= Static mesh =

Static meshes are polygon meshes which constitute a major part of map architecture in many game engines, including Unreal Engine, Source, and Unity. The word "static" refers only to the fact that static meshes can't be vertex animated, as they can be moved, scaled, or reskinned in real-time.

Static Meshes can create more complex shapes than CSG (the other major part of map architecture) and are faster to render per triangle.

==Characteristics==
A Static Mesh contains information about its shape (vertices, edges and sides), a reference to the textures to be used, and optionally a collision model (see the simple collision section below).

===Collision===
There are three ways for a Static Mesh to collide:
- No collision: a static mesh can be set not to block anything.

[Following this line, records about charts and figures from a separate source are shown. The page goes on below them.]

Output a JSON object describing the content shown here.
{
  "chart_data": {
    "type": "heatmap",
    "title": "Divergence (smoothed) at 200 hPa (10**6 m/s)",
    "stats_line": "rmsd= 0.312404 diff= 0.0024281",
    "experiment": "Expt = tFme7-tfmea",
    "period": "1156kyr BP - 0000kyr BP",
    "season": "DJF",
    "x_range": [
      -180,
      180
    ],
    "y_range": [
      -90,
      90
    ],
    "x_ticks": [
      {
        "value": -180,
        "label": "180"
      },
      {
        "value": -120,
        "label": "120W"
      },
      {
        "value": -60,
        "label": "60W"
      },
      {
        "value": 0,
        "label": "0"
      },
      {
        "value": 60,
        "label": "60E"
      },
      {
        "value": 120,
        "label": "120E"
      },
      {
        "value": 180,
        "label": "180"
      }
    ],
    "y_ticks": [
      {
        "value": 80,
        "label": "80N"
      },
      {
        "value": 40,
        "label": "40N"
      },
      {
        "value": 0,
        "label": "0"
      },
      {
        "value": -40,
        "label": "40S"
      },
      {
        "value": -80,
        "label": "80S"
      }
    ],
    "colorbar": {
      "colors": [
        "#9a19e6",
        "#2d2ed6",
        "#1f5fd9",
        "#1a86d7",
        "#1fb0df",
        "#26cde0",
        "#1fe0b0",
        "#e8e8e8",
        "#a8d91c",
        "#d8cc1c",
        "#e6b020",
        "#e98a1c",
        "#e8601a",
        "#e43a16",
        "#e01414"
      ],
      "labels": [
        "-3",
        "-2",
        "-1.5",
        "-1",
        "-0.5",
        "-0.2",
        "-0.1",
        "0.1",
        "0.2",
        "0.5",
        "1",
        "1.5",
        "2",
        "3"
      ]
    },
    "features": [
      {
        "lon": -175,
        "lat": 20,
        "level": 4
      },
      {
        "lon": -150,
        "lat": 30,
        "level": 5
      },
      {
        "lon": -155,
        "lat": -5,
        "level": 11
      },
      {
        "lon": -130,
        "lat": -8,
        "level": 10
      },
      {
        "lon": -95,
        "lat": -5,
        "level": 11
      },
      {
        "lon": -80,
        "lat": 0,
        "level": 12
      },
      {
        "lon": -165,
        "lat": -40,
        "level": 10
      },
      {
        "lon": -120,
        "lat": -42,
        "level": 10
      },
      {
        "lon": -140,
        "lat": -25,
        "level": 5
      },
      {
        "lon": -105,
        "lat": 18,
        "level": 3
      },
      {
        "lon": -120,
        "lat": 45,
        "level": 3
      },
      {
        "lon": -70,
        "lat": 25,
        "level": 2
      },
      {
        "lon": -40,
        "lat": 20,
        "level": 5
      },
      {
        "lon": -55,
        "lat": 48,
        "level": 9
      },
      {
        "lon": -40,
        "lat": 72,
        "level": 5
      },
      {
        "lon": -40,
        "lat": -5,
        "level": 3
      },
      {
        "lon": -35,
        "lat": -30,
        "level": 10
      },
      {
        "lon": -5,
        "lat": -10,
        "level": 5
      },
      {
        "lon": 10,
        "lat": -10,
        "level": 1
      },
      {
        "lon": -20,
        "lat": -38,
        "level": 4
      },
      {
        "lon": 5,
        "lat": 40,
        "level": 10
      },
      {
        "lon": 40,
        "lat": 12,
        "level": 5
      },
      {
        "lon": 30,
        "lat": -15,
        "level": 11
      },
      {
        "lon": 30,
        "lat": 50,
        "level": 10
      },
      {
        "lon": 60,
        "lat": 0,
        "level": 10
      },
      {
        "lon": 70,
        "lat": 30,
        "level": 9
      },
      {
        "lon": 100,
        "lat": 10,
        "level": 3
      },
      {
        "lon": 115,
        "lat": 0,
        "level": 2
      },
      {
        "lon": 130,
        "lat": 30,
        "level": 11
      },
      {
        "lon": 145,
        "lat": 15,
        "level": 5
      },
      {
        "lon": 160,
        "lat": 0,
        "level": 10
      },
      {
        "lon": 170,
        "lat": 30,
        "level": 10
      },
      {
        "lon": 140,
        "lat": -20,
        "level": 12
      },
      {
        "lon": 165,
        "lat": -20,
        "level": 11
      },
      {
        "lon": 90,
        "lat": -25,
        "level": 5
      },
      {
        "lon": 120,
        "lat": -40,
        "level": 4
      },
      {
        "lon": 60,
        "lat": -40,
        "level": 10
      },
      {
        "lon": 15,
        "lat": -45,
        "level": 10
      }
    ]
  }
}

This is often used for small decoration like grass.
- Per-polygon collision (default): individual polygons collide with actors. Each material (i.e. each part of the Static Mesh using a separate texture) can be set to collide or not independently of the rest. The advantage of this method is that one part of the Static Mesh can collide while another doesn't (a common example: a tree's trunk collides, but its leaves don't). The disadvantage is that for complex meshes this can take a lot of processing power.
- Simple collision: the static mesh doesn't collide itself, but has built-in blocking volumes that collide instead. Usually, the blocking volumes will have a simpler shape than the Static Mesh, resulting in faster collision calculation.

===Texturing===
Although Static Meshes have built-in information on what textures to use, this can be overridden by adding a new skin in the Static Mesh's properties. Alternatively, the Static Mesh itself can be modified to use different textures by default.

==Usage==
In maps, Static Meshes are very common, as they are used for anything more complex than basic architecture (in which case CSG is used) or terrain.

Additionally, Static Meshes sometimes represent other objects, including weapon projectiles and destroyed vehicles. Often after rendered cutscenes in which, for instance, a tank is destroyed, the tank's hull would be added as a static mesh to the real-game world.